The only drug approved by the U.S. Food and Drug Administration (FDA) for bladder instillation is dimethyl sulfoxide (Rimso-50), also called DMSO. DMSO treatment involves guiding a narrow tube called a catheter up the urethra into the bladder. A measured amount of DMSO is passed through the catheter into the bladder, where it is retained for about 15 minutes before being expelled. Treatments are given every week or two for 6 to 8 weeks and repeated as needed. Most people who respond to DMSO notice improvement 3 or 4 weeks after the first 6- to 8-week cycle of treatments. Highly motivated patients who are willing to catheterize themselves May, after consultation with their doctor, be able to have DMSO treatments at home. Self-administration is less expensive and more convenient than going to the doctor’s office.

Pentosan Polysulfate Sodium (Elmiron)

This first oral drug developed for IC was approved by the FDA in 1996.  In clinical trials, the drug improved symptoms in 30 percent of patients treated. Doctors do not know exactly how the drug works, but one theory is that it may repair defects that might have developed in the lining of the bladder.

The FDA-recommended oral dosage of Elmiron is 100 milligrams (mg), three times a day. Patients may not feel relief from IC pain for the first 4 months. A decrease in urinary frequency may take up to 6 months. Patients are urged to continue with therapy for at least 6 months to give the drug an adequate chance to relieve symptoms.
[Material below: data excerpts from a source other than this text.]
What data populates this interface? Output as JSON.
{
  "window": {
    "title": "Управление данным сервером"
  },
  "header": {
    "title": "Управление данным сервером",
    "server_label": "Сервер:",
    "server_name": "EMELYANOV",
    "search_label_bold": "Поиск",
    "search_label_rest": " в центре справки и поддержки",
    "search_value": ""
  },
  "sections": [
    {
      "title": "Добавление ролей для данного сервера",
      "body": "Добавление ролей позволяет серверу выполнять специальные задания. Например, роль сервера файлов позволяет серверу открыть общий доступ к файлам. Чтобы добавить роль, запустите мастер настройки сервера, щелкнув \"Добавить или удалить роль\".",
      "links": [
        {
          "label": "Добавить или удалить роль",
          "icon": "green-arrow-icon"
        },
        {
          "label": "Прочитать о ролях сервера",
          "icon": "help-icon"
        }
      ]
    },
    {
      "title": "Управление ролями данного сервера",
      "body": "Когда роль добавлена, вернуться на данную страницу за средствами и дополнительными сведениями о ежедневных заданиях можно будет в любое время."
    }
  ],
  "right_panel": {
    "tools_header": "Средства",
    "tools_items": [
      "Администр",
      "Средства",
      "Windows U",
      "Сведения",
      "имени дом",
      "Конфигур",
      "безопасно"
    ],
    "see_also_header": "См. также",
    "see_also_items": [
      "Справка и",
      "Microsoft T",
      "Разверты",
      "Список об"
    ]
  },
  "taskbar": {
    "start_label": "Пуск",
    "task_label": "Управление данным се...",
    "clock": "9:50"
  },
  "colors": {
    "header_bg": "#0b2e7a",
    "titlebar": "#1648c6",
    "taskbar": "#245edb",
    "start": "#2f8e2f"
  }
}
If 6 months of Elmiron therapy provides no benefit, it is reasonable to stop the drug.


Surgery should be considered only if all available treatments have failed and the pain is disabling.  Many approaches and techniques are used, each of which has advantages and complications that should be discussed with a surgeon.  A doctor may recommend consulting another surgeon for a second opinion before taking this step.  Most surgeons are reluctant to operate because some people still have symptoms after surgery.